Wir alle kennen diese Liste, wir alle könnten sie fortsetzen. Eine politische Handlungsoption ergibt sich nicht aus der Kategorie „Selbst Schuld“. Scham für das eigene Scheitern lähmt, sonst nichts. Das sollte auch berücksichtigen, wer in jüngster Zeit frauenpolitische Kampagnen konzipiert. „Achtung – Teilzeit“ hieß eine davon. Wenn Frauen nur wüssten, welche drastischen Auswirkungen einige Jahre Teilzeit hätten, würden sie sich nicht darauf einlassen, so die Annahme. Diese und ähnliche Aktivitäten tragen nur noch weiter dazu bei, Frauen die Verantwortung zuzuweisen. Indem man den Frauen bloß empfiehlt sich besser zu informieren, blendet man gesellschaftliche Machtverhältnisse einfach aus.

Und, mindestens genauso schlimm, man drückt sich vor der eigenen politischen Verantwortung.
• Vollzeitbetreuungsverhältnisse über 40 Stunden die Woche sind für Kinder unter drei Jahren in diesem Land kaum aufzutreiben. Punkt.
• Einigermaßen sichere Vollzeitarbeitsplätze sind selbst für gut ausgebildete Frauen – übrigens auch Männer – in Zeiten von Rekordarbeitslosigkeit und nach Jahren der Aufweichung des ArbeitnehmerInnenschutzes (Stichwort Prekäre Beschäftigung) zunehmend Mangelware. Punkt.
• Wenn kein dickes Sparbuch da ist können Pflegefälle unter menschenwürdigen Bedingungen praktisch nicht ausgelagert werden. Punkt.
• Dass unser Pensionssystem Frauen strukturell massiv benachteiligt wissen wir seit Jahrzehnten.

Wo bleibt die Forderung nach einer beitragsfinanzierten Volkspension, wie in Dänemark?
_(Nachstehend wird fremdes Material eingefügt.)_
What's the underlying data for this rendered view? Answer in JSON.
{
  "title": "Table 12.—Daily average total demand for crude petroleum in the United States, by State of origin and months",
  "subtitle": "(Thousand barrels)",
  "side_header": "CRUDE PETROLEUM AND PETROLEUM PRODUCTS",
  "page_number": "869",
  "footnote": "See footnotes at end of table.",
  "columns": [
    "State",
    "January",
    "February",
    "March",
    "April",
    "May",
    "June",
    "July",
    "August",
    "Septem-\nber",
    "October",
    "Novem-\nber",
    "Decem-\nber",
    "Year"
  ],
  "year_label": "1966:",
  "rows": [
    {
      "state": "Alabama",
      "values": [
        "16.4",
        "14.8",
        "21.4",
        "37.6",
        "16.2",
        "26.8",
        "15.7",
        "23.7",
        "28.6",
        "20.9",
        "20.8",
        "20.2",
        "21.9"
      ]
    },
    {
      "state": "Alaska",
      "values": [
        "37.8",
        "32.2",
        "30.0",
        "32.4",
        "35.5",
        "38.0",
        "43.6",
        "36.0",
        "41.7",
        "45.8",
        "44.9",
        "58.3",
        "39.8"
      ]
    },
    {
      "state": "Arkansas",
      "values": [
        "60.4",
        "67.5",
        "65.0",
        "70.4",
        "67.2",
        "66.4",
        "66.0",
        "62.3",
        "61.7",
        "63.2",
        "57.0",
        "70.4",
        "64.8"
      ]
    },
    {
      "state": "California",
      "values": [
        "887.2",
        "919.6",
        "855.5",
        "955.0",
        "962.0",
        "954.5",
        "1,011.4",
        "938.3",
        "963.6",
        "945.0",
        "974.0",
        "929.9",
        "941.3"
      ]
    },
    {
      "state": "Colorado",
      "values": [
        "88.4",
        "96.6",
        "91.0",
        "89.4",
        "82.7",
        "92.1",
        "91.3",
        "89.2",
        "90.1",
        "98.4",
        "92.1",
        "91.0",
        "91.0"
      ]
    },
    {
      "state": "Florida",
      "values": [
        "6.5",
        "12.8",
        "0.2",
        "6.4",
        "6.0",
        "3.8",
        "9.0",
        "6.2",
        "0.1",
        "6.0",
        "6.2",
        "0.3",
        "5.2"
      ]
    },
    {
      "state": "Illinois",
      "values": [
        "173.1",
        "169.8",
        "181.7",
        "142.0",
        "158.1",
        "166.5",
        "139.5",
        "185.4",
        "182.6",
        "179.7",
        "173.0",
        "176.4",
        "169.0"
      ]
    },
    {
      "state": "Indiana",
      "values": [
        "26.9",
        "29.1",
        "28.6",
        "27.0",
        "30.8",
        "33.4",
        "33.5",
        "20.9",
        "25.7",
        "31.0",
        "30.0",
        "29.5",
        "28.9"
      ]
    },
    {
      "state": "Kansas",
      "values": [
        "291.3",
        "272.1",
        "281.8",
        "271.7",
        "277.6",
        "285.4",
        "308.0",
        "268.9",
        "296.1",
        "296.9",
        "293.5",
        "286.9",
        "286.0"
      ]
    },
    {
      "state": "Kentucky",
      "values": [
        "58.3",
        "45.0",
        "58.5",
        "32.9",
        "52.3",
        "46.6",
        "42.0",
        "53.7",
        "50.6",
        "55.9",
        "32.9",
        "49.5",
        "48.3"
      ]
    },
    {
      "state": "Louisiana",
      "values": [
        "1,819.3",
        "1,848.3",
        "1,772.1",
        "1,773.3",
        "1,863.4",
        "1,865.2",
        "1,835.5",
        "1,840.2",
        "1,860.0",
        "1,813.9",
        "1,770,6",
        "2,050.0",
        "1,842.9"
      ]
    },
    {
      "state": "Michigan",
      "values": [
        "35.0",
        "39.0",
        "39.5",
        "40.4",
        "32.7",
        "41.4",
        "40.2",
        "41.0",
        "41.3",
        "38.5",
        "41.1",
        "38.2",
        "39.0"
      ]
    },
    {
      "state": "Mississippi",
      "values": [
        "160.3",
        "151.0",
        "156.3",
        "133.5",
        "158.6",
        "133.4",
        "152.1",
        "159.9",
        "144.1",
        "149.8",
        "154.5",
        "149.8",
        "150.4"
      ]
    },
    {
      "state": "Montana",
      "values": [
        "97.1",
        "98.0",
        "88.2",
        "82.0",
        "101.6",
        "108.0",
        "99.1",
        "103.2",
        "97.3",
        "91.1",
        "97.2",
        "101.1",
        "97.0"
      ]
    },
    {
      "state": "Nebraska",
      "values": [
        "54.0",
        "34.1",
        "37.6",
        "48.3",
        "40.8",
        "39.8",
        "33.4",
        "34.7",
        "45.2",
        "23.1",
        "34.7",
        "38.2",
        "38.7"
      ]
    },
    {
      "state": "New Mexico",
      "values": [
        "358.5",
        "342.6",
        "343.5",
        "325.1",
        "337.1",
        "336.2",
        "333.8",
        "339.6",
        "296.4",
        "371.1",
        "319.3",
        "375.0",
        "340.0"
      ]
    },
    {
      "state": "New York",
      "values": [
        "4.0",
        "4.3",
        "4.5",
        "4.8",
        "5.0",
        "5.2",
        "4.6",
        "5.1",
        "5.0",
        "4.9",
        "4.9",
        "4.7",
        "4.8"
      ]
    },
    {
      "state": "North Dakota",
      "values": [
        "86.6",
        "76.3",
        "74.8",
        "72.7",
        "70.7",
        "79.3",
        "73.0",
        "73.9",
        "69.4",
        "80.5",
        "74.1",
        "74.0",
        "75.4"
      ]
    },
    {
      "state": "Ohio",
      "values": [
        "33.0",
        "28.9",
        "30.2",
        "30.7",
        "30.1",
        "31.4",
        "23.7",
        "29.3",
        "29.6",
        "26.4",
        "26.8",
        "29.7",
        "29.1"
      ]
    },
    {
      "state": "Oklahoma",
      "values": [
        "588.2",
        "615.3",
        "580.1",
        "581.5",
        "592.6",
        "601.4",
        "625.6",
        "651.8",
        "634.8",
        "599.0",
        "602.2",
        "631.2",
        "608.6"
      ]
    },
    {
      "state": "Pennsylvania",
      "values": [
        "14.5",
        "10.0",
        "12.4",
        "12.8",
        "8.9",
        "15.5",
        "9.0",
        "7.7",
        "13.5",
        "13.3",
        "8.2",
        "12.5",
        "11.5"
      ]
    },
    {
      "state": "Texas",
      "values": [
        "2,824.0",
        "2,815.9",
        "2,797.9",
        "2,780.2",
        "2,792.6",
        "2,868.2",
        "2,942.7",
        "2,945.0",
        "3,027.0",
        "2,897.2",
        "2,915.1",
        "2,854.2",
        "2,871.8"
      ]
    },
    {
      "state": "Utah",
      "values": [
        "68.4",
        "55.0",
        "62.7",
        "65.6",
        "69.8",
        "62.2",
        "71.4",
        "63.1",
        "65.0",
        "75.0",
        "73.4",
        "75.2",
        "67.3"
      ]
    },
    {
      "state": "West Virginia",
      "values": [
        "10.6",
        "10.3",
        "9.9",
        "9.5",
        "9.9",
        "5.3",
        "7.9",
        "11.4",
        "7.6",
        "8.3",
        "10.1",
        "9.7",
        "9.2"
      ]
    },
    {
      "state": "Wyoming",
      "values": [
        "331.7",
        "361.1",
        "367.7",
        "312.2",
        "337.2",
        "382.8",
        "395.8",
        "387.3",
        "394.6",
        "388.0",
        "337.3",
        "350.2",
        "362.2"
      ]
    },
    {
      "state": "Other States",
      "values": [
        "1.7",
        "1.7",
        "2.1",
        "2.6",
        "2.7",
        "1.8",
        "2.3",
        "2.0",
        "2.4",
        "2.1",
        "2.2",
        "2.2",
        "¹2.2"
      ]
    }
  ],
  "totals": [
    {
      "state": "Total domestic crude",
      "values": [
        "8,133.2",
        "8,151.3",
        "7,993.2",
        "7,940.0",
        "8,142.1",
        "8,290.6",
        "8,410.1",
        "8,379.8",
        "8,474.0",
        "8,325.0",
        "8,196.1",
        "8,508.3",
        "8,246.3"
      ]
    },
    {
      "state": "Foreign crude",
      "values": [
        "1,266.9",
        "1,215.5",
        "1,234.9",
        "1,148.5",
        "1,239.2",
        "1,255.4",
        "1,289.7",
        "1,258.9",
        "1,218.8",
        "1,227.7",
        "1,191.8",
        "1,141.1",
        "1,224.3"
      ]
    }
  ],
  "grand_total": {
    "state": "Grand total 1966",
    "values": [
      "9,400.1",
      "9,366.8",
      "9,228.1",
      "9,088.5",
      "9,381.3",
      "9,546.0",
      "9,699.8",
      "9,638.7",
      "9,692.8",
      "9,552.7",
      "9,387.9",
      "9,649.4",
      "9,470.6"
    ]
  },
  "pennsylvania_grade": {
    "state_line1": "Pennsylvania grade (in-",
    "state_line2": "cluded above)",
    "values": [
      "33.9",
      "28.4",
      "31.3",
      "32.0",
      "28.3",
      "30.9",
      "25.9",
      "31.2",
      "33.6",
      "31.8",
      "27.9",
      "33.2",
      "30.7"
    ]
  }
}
Am Ende 2.000 Euro für alle, unabhängig vom Einkommen? Ein neues Element im gesellschaftlichen Diskurs der letzten Jahre ist das Motiv der fehlenden Bündnisse. Wir müssten, so der Tenor nur endlich die Männer mit ins Boot holen, eine Emanzipation an der nur ein Geschlecht teilnimmt sei nur eine halbe – das müsse doch in Erschöpfung enden. Nun, so einfach ist die Sache nicht: Klar leiden auch Männer unter dem Patriarchat, sind genauso mit Stereotypen und Rollenerwartungen konfrontiert, sind eben nicht frei ihr Leben ihren ureigensten Wünschen nach zu gestalten. Aber: So sehr sie auch unter den Machtverhältnissen leiden, sie profitieren auch durch sie. Sie haben viel zu verlieren: Macht und Einfluss, Karrieremöglichkeiten, Freizeit zuhause. Es ist schlicht nicht so, das im Kampf um Gleichberechtigung das Match „die Frauen“ gegen „die Männer“ gespielt wird.

Diese Annahme verschleiert die realen Machtverhältnisse. Anita Sarkeesian hat Recht, wenn sie sagt: „Im Spiel des Patriachats sind Frauen nicht das gegnerische Team. Sie sind der Ball.“ Wenn wir am Ende Angst bekommen vor dem eigenen Zorn, auf genau diese Verhältnisse, wenn wir uns sorgen dass uns die Kraft ausgeht, dann brauchen wir uns nur daran zu erinnern, das Feministinnen wahnsinnig optimistische Menschen sind, wie Anne Wizorek in ihrem Buch so schön formuliert hat. Wir glauben, dass sich die Gesellschaft von Grund auf ändern lässt. Dass der Lauf der Geschichte auf unserer Seite ist. Dass am Ende alle etwas von unserem Kampf haben. Denn es geht uns Feministinnen wie Johanna Dohnal meinte ja nicht um eine weibliche Zukunft, unsere Vision ist eine menschliche Zukunft.

Es geht hier schlicht nicht um uns. Es geht um alle.

Barbara Blaha ist Leiterin des Momentum Kongresses.